Considérons que la vitesse n’a pas changée depuis, et qu’elle est même restée constante (alors qu’on sait qu’en réalité, la vitesse actuelle n’est plus de 42 km/an, mais de 55 km/an).  

Donc, entre 2001 et 2020, 19 ans se sont écoulés.

19 ans à 42 km/an = 798 kilomètres, qu’il faut ajouter  aux 300 km déjà constatés en 2001, soit un déplacement total de 1098 km.

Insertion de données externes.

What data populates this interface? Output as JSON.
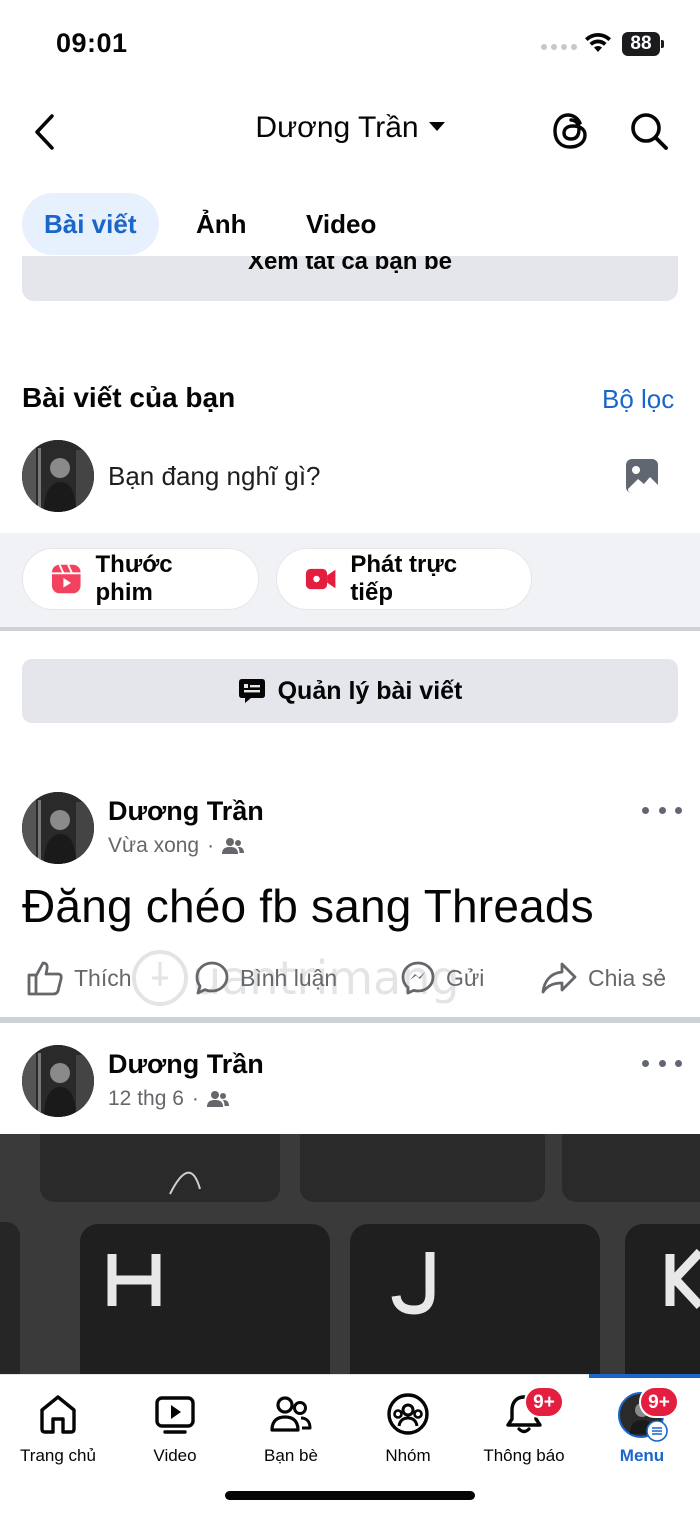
{
  "status_bar": {
    "time": "09:01",
    "battery": "88"
  },
  "header": {
    "title": "Dương Trần"
  },
  "tabs": [
    {
      "label": "Bài viết"
    },
    {
      "label": "Ảnh"
    },
    {
      "label": "Video"
    }
  ],
  "see_friends_label": "Xem tất cả bạn bè",
  "section": {
    "title": "Bài viết của bạn",
    "filter_label": "Bộ lọc"
  },
  "composer": {
    "placeholder": "Bạn đang nghĩ gì?"
  },
  "quick_actions": [
    {
      "label": "Thước phim",
      "icon": "reels-icon",
      "color": "#f3425f"
    },
    {
      "label": "Phát trực tiếp",
      "icon": "live-video-icon",
      "color": "#e41e3f"
    }
  ],
  "manage_posts_label": "Quản lý bài viết",
  "posts": [
    {
      "author": "Dương Trần",
      "time": "Vừa xong",
      "audience_icon": "friends-icon",
      "text": "Đăng chéo fb sang Threads",
      "actions": [
        {
          "label": "Thích",
          "icon": "like-icon"
        },
        {
          "label": "Bình luận",
          "icon": "comment-icon"
        },
        {
          "label": "Gửi",
          "icon": "messenger-icon"
        },
        {
          "label": "Chia sẻ",
          "icon": "share-icon"
        }
      ]
    },
    {
      "author": "Dương Trần",
      "time": "12 thg 6",
      "audience_icon": "friends-icon"
    }
  ],
  "bottom_nav": [
    {
      "label": "Trang chủ",
      "icon": "home-icon"
    },
    {
      "label": "Video",
      "icon": "video-icon"
    },
    {
      "label": "Bạn bè",
      "icon": "friends-icon"
    },
    {
      "label": "Nhóm",
      "icon": "groups-icon"
    },
    {
      "label": "Thông báo",
      "icon": "bell-icon",
      "badge": "9+"
    },
    {
      "label": "Menu",
      "icon": "menu-avatar-icon",
      "badge": "9+",
      "active": true
    }
  ],
  "colors": {
    "accent": "#1a66c9",
    "badge": "#e41e3f",
    "muted": "#65676b"
  }
}
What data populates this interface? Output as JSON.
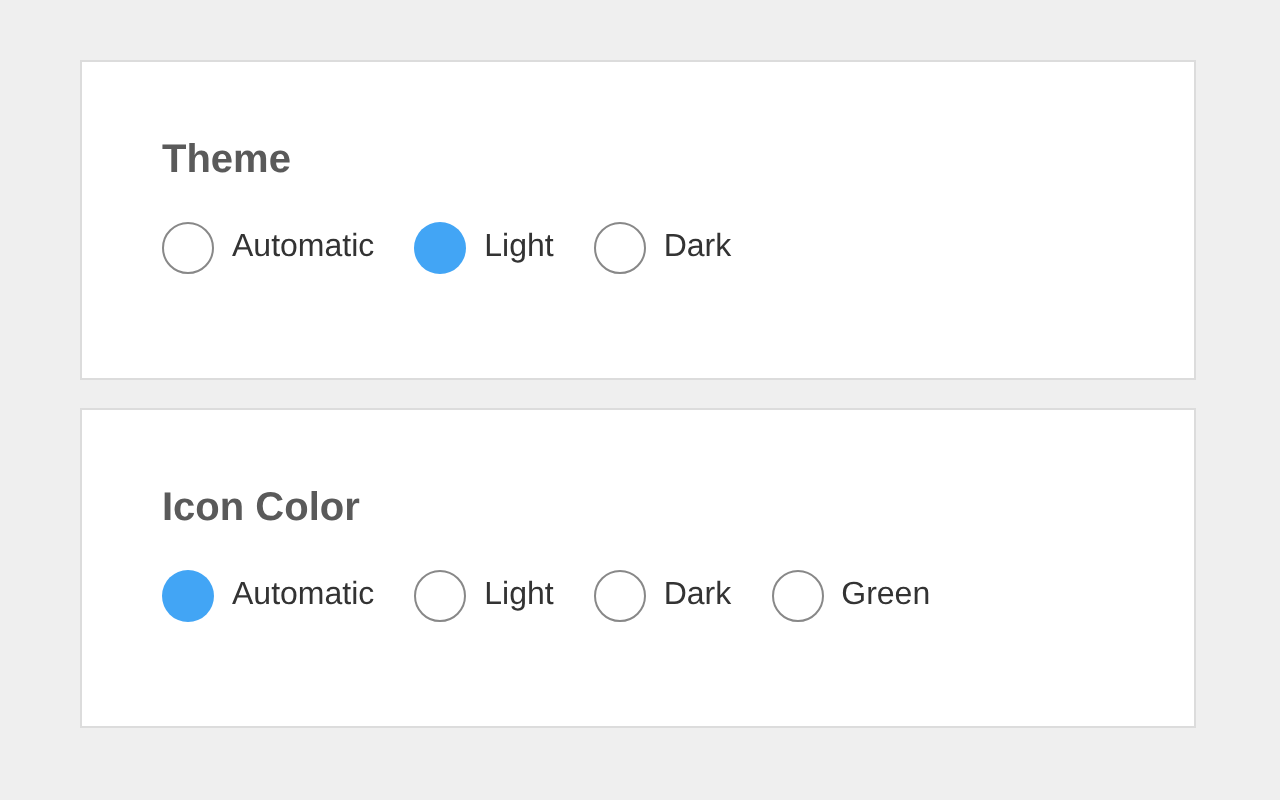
{
  "sections": [
    {
      "title": "Theme",
      "options": [
        {
          "label": "Automatic",
          "selected": false
        },
        {
          "label": "Light",
          "selected": true
        },
        {
          "label": "Dark",
          "selected": false
        }
      ]
    },
    {
      "title": "Icon Color",
      "options": [
        {
          "label": "Automatic",
          "selected": true
        },
        {
          "label": "Light",
          "selected": false
        },
        {
          "label": "Dark",
          "selected": false
        },
        {
          "label": "Green",
          "selected": false
        }
      ]
    }
  ]
}
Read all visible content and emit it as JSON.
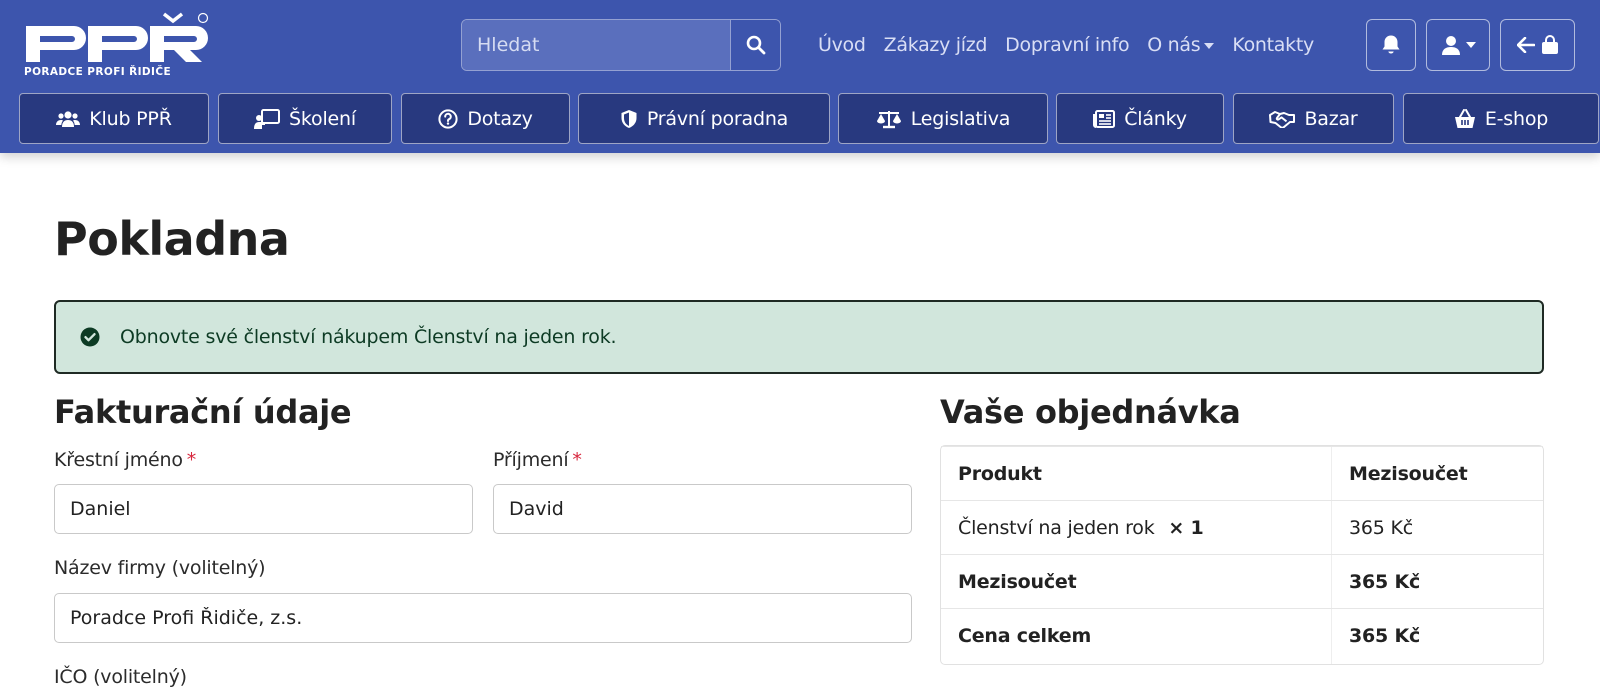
{
  "header": {
    "logo_text": "PPŘ",
    "logo_subtitle": "PORADCE PROFI ŘIDIČE",
    "search": {
      "placeholder": "Hledat"
    },
    "top_nav": [
      {
        "label": "Úvod"
      },
      {
        "label": "Zákazy jízd"
      },
      {
        "label": "Dopravní info"
      },
      {
        "label": "O nás",
        "has_dropdown": true
      },
      {
        "label": "Kontakty"
      }
    ],
    "icons": {
      "bell": "bell-icon",
      "user": "user-icon",
      "back_cart": "arrow-left-bag-icon"
    },
    "main_nav": [
      {
        "label": "Klub PPŘ",
        "icon": "users-icon"
      },
      {
        "label": "Školení",
        "icon": "teacher-icon"
      },
      {
        "label": "Dotazy",
        "icon": "question-circle-icon"
      },
      {
        "label": "Právní poradna",
        "icon": "shield-icon"
      },
      {
        "label": "Legislativa",
        "icon": "scales-icon"
      },
      {
        "label": "Články",
        "icon": "newspaper-icon"
      },
      {
        "label": "Bazar",
        "icon": "handshake-icon"
      },
      {
        "label": "E-shop",
        "icon": "basket-icon"
      }
    ],
    "colors": {
      "primary": "#3d55ad",
      "nav_button": "#28397f"
    }
  },
  "page": {
    "title": "Pokladna",
    "notice": {
      "text": "Obnovte své členství nákupem Členství na jeden rok.",
      "color": "#d1e6dc"
    }
  },
  "billing": {
    "title": "Fakturační údaje",
    "first_name": {
      "label": "Křestní jméno",
      "required": "*",
      "value": "Daniel"
    },
    "last_name": {
      "label": "Příjmení",
      "required": "*",
      "value": "David"
    },
    "company": {
      "label": "Název firmy (volitelný)",
      "value": "Poradce Profi Řidiče, z.s."
    },
    "ico": {
      "label": "IČO (volitelný)"
    }
  },
  "order": {
    "title": "Vaše objednávka",
    "columns": {
      "product": "Produkt",
      "subtotal": "Mezisoučet"
    },
    "items": [
      {
        "name": "Členství na jeden rok",
        "qty": "× 1",
        "price": "365 Kč"
      }
    ],
    "subtotal": {
      "label": "Mezisoučet",
      "value": "365 Kč"
    },
    "total": {
      "label": "Cena celkem",
      "value": "365 Kč"
    }
  }
}
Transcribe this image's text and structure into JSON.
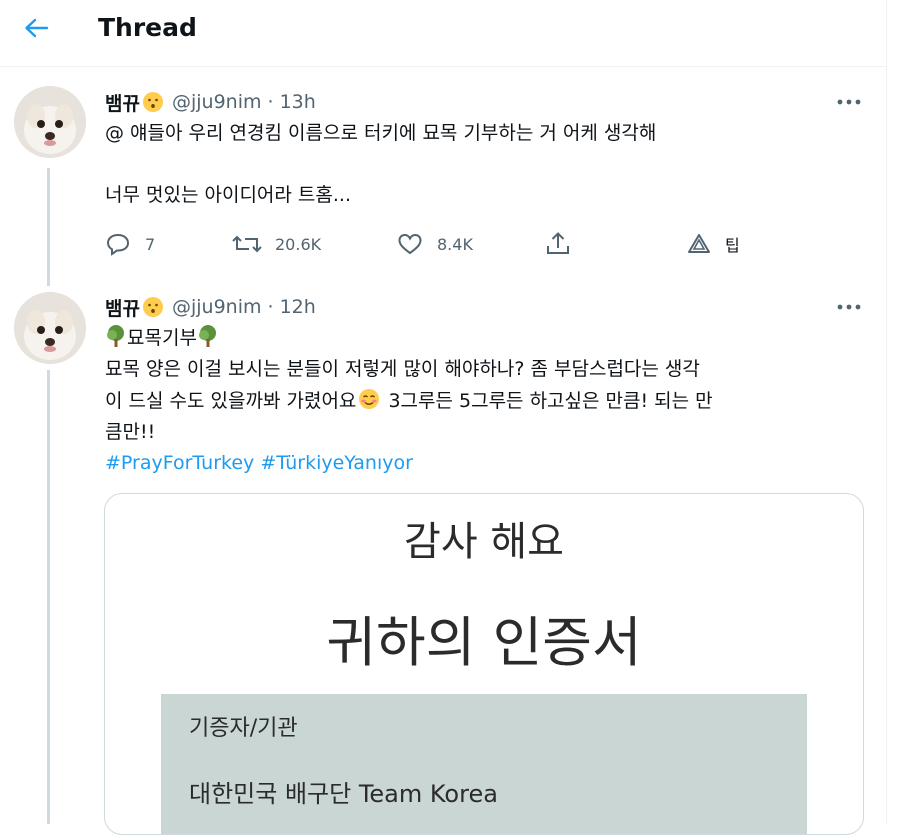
{
  "header": {
    "title": "Thread"
  },
  "tweet1": {
    "username": "뱀뀨",
    "handle": "@jju9nim",
    "time": "· 13h",
    "line1": "@ 얘들아 우리 연경킴 이름으로 터키에 묘목 기부하는 거 어케 생각해",
    "line2": "너무 멋있는 아이디어라 트홈...",
    "replies": "7",
    "retweets": "20.6K",
    "likes": "8.4K",
    "tip_label": "팁"
  },
  "tweet2": {
    "username": "뱀뀨",
    "handle": "@jju9nim",
    "time": "· 12h",
    "tree_caption": "묘목기부",
    "line1": "묘목 양은 이걸 보시는 분들이 저렇게 많이 해야하나? 좀 부담스럽다는 생각",
    "line2a": "이 드실 수도 있을까봐 가렸어요",
    "line2b": " 3그루든 5그루든 하고싶은 만큼! 되는 만",
    "line3": "큼만!!",
    "hashtag1": "#PrayForTurkey",
    "hashtag2": "#TürkiyeYanıyor"
  },
  "certificate": {
    "thanks": "감사 해요",
    "title": "귀하의 인증서",
    "donor_label": "기증자/기관",
    "donor_name": "대한민국 배구단 Team Korea"
  },
  "colors": {
    "accent": "#1d9bf0",
    "muted": "#536471",
    "cert_box": "#c9d6d3"
  }
}
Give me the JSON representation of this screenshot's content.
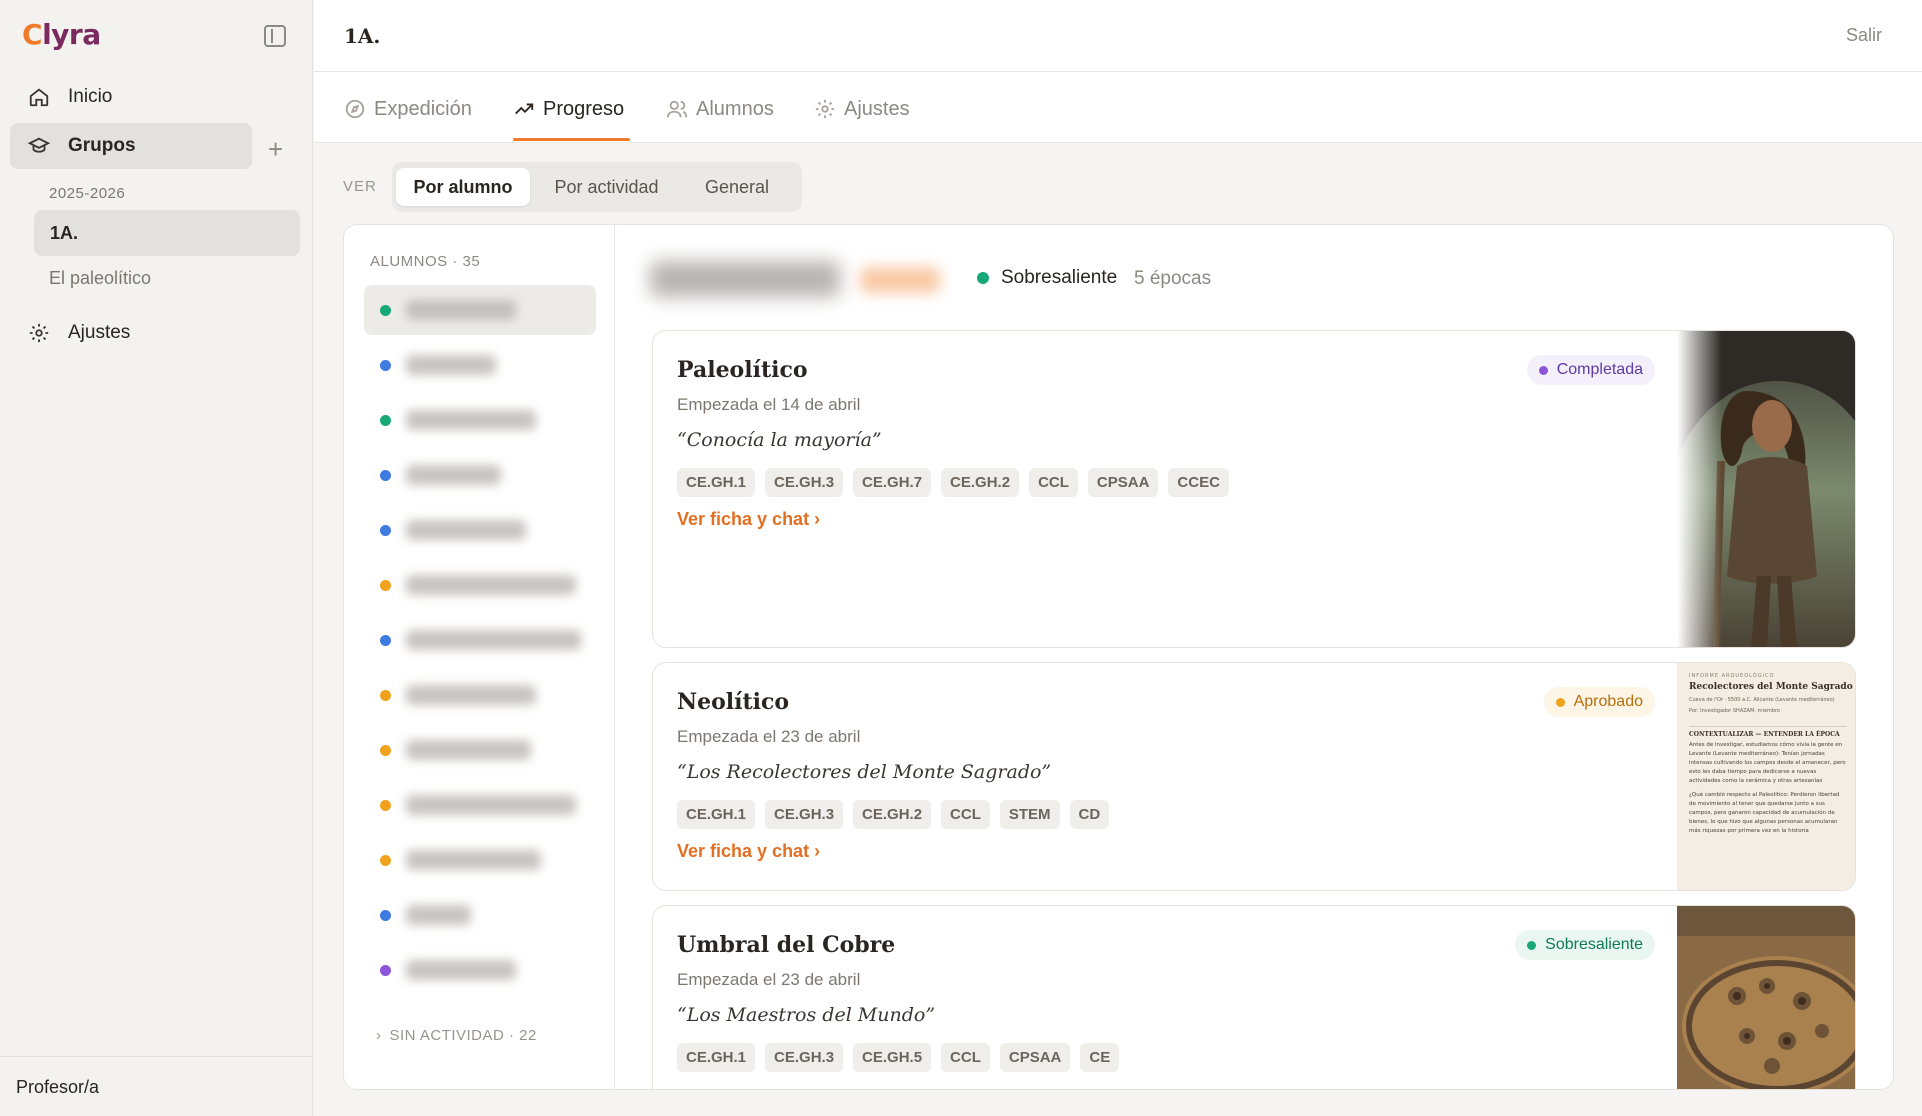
{
  "app": {
    "logo_a": "C",
    "logo_b": "lyra"
  },
  "sidebar": {
    "items": [
      {
        "label": "Inicio",
        "icon": "home-icon"
      },
      {
        "label": "Grupos",
        "icon": "graduation-cap-icon"
      },
      {
        "label": "Ajustes",
        "icon": "gear-icon"
      }
    ],
    "year": "2025-2026",
    "group": "1A.",
    "expedition": "El paleolítico",
    "footer": "Profesor/a"
  },
  "header": {
    "title": "1A.",
    "logout": "Salir"
  },
  "tabs": [
    {
      "label": "Expedición",
      "icon": "compass-icon"
    },
    {
      "label": "Progreso",
      "icon": "trending-up-icon"
    },
    {
      "label": "Alumnos",
      "icon": "users-icon"
    },
    {
      "label": "Ajustes",
      "icon": "gear-icon"
    }
  ],
  "view": {
    "label": "VER",
    "options": [
      "Por alumno",
      "Por actividad",
      "General"
    ],
    "selected": "Por alumno"
  },
  "students": {
    "header": "ALUMNOS · 35",
    "dot_colors": [
      "#19a877",
      "#3d7be0",
      "#19a877",
      "#3d7be0",
      "#3d7be0",
      "#f0a21e",
      "#3d7be0",
      "#f0a21e",
      "#f0a21e",
      "#f0a21e",
      "#f0a21e",
      "#3d7be0",
      "#8a55d6"
    ],
    "inactive": "SIN ACTIVIDAD · 22"
  },
  "detail": {
    "status": "Sobresaliente",
    "epochs": "5 épocas",
    "cards": [
      {
        "title": "Paleolítico",
        "date": "Empezada el 14 de abril",
        "quote": "“Conocía la mayoría”",
        "chips": [
          "CE.GH.1",
          "CE.GH.3",
          "CE.GH.7",
          "CE.GH.2",
          "CCL",
          "CPSAA",
          "CCEC"
        ],
        "link": "Ver ficha y chat ›",
        "badge": "Completada",
        "badge_color": "#8a55d6",
        "badge_bg": "#f3effb"
      },
      {
        "title": "Neolítico",
        "date": "Empezada el 23 de abril",
        "quote": "“Los Recolectores del Monte Sagrado”",
        "chips": [
          "CE.GH.1",
          "CE.GH.3",
          "CE.GH.2",
          "CCL",
          "STEM",
          "CD"
        ],
        "link": "Ver ficha y chat ›",
        "badge": "Aprobado",
        "badge_color": "#f0a21e",
        "badge_bg": "#fdf5e6"
      },
      {
        "title": "Umbral del Cobre",
        "date": "Empezada el 23 de abril",
        "quote": "“Los Maestros del Mundo”",
        "chips": [
          "CE.GH.1",
          "CE.GH.3",
          "CE.GH.5",
          "CCL",
          "CPSAA",
          "CE"
        ],
        "badge": "Sobresaliente",
        "badge_color": "#19a877",
        "badge_bg": "#eaf7f1"
      }
    ],
    "doc_thumb": {
      "kicker": "INFORME ARQUEOLÓGICO",
      "title": "Recolectores del Monte Sagrado",
      "meta": "Cueva de l'Or · 5500 a.C.    Alicante (Levante mediterráneo)",
      "byline": "Por: Investigador SHAZAM, miembro",
      "section": "CONTEXTUALIZAR — ENTENDER LA ÉPOCA",
      "p1": "Antes de investigar, estudiamos cómo vivía la gente en Levante (Levante mediterráneo): Tenían jornadas intensas cultivando los campos desde el amanecer, pero esto les daba tiempo para dedicarse a nuevas actividades como la cerámica y otras artesanías",
      "p2": "¿Qué cambió respecto al Paleolítico: Perdieron libertad de movimiento al tener que quedarse junto a sus campos, pero ganaron capacidad de acumulación de bienes, lo que hizo que algunas personas acumularan más riquezas por primera vez en la historia"
    }
  }
}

Donc en 2020 Paris n’est plus qu’à 4576 – 1098 = 3478 km du Pole magnétique le plus proche.

A partir de là, on va accélérer un peu à 50 km/an, ce qui reste encore en-dessous des 55 km/an officiels.

Donc 3478 / 50 = 69 ans.

“Le Pôle nord pourrait donc être au-dessus de Paris dans 69 ans, soit en 2089”.

 

Et si l’on prend la vitesse officielle de 55 km/an, on “gagne” 6 ans, soit 63 ans, ce qui nous amène à l’année 2086.

Le petit dernier de la famille qui est né en plein covid 2020 («j’m’en souviens ! C’était  la guerre ! »), fêtera-t-il donc son départ à la retraite dans un igloo ?

La vérité est qu’on n’est pas sûr du tout que pôle nord ou pôle sud rime avec basse température. Il parait même qu’à certaines époques, les pôles étaient verdoyants.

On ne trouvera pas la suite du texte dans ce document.